The caveats mirror the memory section: the KB is only as good as its freshness and correctness. A wrong past resolution stored as a template becomes a persistent bug, confidently re-applied. So the loop needs an explicit lint step — periodic review of what the KB contains, pruning what has gone stale, and validating that high-confidence matches still reflect the current system.

5. Conclusions

Some people say AI can replace developers, designers, testers, etc. Indeed, AI-assisted tools like Claude Code impact the human labor force in software development. But the reality is different. Tech giants like Google or Amazon, after firing thousands of employees, are rehiring them back in an effect called “Boomerang Hiring.” The core reason is that the code generated by AI lacks “Business Context” and “Domain Knowledge.” Also, the code is more complex and becomes a burden for senior developers to review and maintain, decreasing the productivity of the remaining team members.

I remember that “Your code is your understanding of the problem you’re exploring. So it’s only when you have your code in your head that you really understand the problem.” — Paul Graham. So coding is just a part of the process; it is not software development itself.

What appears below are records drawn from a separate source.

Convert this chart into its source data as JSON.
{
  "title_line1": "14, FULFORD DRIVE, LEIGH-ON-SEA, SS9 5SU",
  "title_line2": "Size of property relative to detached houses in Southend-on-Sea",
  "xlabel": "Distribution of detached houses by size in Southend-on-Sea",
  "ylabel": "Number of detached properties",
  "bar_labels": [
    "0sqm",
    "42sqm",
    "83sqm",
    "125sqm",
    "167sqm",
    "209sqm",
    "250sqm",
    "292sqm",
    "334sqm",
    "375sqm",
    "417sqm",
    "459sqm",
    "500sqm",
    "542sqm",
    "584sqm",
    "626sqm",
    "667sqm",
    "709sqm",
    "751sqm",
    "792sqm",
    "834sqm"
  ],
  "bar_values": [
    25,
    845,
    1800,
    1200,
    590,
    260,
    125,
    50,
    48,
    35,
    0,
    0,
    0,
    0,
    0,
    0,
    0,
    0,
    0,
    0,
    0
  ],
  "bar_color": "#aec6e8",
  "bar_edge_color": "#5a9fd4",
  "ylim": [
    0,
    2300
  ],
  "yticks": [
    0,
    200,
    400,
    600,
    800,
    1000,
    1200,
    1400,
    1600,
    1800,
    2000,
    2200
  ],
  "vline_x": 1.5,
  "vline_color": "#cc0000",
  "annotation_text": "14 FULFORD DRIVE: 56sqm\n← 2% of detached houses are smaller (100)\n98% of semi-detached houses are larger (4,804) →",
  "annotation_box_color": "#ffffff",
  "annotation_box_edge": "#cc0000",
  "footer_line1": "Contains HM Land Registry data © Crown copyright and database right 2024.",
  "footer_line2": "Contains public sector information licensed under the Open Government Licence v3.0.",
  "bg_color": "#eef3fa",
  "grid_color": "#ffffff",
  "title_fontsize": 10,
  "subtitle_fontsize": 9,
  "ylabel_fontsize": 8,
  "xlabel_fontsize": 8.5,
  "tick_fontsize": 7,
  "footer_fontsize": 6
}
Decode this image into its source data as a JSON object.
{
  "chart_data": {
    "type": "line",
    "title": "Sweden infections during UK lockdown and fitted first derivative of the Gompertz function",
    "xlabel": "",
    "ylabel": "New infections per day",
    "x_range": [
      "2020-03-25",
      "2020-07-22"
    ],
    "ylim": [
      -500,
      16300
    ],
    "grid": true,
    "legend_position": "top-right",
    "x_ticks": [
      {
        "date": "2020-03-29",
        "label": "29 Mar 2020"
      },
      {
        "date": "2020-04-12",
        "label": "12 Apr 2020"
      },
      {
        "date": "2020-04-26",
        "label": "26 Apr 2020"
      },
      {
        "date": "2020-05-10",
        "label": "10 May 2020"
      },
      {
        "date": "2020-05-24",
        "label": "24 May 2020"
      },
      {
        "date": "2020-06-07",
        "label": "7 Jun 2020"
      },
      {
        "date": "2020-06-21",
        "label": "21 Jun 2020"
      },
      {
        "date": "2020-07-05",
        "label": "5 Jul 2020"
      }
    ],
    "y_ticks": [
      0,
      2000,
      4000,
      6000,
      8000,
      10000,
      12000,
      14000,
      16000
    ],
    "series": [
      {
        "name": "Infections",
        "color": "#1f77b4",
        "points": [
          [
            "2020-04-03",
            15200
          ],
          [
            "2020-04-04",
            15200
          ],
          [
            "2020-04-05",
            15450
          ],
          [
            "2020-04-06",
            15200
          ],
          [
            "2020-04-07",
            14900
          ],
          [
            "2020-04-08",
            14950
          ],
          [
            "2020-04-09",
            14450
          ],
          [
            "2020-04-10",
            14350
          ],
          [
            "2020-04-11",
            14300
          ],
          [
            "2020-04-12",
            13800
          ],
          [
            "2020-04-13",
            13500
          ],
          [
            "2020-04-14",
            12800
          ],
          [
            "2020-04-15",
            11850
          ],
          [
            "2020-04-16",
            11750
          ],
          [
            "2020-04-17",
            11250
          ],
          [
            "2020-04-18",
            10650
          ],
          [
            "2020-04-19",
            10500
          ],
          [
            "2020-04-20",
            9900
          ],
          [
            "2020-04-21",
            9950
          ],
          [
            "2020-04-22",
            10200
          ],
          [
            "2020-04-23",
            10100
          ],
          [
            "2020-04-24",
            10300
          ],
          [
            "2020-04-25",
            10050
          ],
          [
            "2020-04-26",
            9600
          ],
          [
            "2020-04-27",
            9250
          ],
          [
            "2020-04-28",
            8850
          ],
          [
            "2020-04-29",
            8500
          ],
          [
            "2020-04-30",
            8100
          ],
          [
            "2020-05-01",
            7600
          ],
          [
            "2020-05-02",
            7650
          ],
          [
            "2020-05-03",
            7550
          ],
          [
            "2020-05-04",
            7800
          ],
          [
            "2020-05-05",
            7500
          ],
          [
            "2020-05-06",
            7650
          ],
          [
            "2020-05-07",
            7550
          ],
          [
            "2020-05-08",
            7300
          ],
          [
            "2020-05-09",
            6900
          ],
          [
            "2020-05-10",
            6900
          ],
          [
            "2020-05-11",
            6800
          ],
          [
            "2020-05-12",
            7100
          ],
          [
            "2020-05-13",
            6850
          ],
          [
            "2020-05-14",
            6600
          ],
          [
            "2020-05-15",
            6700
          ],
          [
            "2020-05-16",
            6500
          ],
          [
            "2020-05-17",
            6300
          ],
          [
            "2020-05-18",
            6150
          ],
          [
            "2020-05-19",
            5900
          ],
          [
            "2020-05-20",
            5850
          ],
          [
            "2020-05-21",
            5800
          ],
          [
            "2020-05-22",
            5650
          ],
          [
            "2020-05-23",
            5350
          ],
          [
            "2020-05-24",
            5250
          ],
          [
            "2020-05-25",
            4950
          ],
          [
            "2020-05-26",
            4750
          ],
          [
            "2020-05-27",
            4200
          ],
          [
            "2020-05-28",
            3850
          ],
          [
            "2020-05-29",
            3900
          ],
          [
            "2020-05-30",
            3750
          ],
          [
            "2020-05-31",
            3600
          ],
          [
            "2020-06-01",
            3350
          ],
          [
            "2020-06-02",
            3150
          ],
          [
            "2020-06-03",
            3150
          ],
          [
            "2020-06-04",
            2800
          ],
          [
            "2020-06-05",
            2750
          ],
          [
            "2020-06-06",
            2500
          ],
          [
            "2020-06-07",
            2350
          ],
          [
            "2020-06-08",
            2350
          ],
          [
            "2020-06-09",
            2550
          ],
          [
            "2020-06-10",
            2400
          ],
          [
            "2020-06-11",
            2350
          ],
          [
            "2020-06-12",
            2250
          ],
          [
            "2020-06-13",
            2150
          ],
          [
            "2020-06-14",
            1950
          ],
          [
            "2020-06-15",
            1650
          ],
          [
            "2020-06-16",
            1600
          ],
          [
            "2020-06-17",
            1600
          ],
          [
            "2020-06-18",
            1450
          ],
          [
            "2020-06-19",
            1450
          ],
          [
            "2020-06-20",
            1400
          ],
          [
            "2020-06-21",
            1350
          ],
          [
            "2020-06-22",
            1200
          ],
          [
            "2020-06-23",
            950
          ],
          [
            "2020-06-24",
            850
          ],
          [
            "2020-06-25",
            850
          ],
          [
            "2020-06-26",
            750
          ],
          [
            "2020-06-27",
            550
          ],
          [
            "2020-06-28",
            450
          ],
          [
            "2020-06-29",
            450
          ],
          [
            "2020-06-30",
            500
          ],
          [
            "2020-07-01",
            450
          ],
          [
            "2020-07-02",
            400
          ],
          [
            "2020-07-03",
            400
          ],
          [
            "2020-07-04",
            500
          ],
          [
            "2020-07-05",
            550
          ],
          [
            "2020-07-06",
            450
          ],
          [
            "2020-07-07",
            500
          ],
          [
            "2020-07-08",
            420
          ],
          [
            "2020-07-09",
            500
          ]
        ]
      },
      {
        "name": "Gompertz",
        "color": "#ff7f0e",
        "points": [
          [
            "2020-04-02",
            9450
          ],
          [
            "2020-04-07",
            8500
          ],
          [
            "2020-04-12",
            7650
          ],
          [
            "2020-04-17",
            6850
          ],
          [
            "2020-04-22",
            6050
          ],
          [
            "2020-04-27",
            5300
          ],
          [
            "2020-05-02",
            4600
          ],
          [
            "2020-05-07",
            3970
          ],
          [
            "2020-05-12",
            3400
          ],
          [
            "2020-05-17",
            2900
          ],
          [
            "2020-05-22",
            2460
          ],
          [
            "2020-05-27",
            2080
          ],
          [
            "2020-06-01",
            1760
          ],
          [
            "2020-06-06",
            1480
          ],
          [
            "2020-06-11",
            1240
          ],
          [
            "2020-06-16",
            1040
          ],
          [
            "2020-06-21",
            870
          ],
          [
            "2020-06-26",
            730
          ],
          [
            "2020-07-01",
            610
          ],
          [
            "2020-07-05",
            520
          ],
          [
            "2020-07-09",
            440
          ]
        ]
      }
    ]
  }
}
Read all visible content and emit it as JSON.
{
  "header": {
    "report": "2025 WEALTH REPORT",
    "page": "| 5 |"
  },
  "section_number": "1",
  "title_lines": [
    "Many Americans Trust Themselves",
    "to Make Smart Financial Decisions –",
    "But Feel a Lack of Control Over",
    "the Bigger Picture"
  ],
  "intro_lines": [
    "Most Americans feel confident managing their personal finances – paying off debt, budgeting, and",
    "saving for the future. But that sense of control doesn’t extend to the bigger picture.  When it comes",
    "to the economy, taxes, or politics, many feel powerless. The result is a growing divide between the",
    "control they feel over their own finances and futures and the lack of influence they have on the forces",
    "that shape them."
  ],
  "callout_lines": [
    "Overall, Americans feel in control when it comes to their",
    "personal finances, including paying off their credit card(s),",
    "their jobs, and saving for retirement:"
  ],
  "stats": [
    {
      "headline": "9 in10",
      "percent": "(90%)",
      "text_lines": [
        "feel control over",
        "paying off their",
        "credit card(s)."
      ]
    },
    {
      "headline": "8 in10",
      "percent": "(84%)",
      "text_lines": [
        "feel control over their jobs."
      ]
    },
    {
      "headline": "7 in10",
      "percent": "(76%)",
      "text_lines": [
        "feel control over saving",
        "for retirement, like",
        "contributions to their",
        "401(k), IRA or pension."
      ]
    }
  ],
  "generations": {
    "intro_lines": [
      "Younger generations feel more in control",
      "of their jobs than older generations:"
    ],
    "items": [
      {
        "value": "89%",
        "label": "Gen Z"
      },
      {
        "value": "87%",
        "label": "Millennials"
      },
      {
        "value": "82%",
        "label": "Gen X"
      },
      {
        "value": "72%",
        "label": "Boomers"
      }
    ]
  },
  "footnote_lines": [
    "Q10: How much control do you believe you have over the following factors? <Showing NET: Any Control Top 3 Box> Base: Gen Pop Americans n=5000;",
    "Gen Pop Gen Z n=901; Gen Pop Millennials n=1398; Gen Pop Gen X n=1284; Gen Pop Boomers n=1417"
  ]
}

There is a paradox here, called “Jevons Paradox.” The core idea is that increased efficiency in using a resource can lead to increased overall consumption of that resource, rather than decreased consumption. This means that if making software becomes easier, the demand for software development will increase, leading to more software being built.

Coding faster makes coding less fun. We thought if AI could handle the code, we would have more time for other things, but that’s not true. I still spend the entire day at my desk, reviewing thousands of lines of code, testing more, and debugging more. The workload increases, and the pressure to deliver more features faster also increases.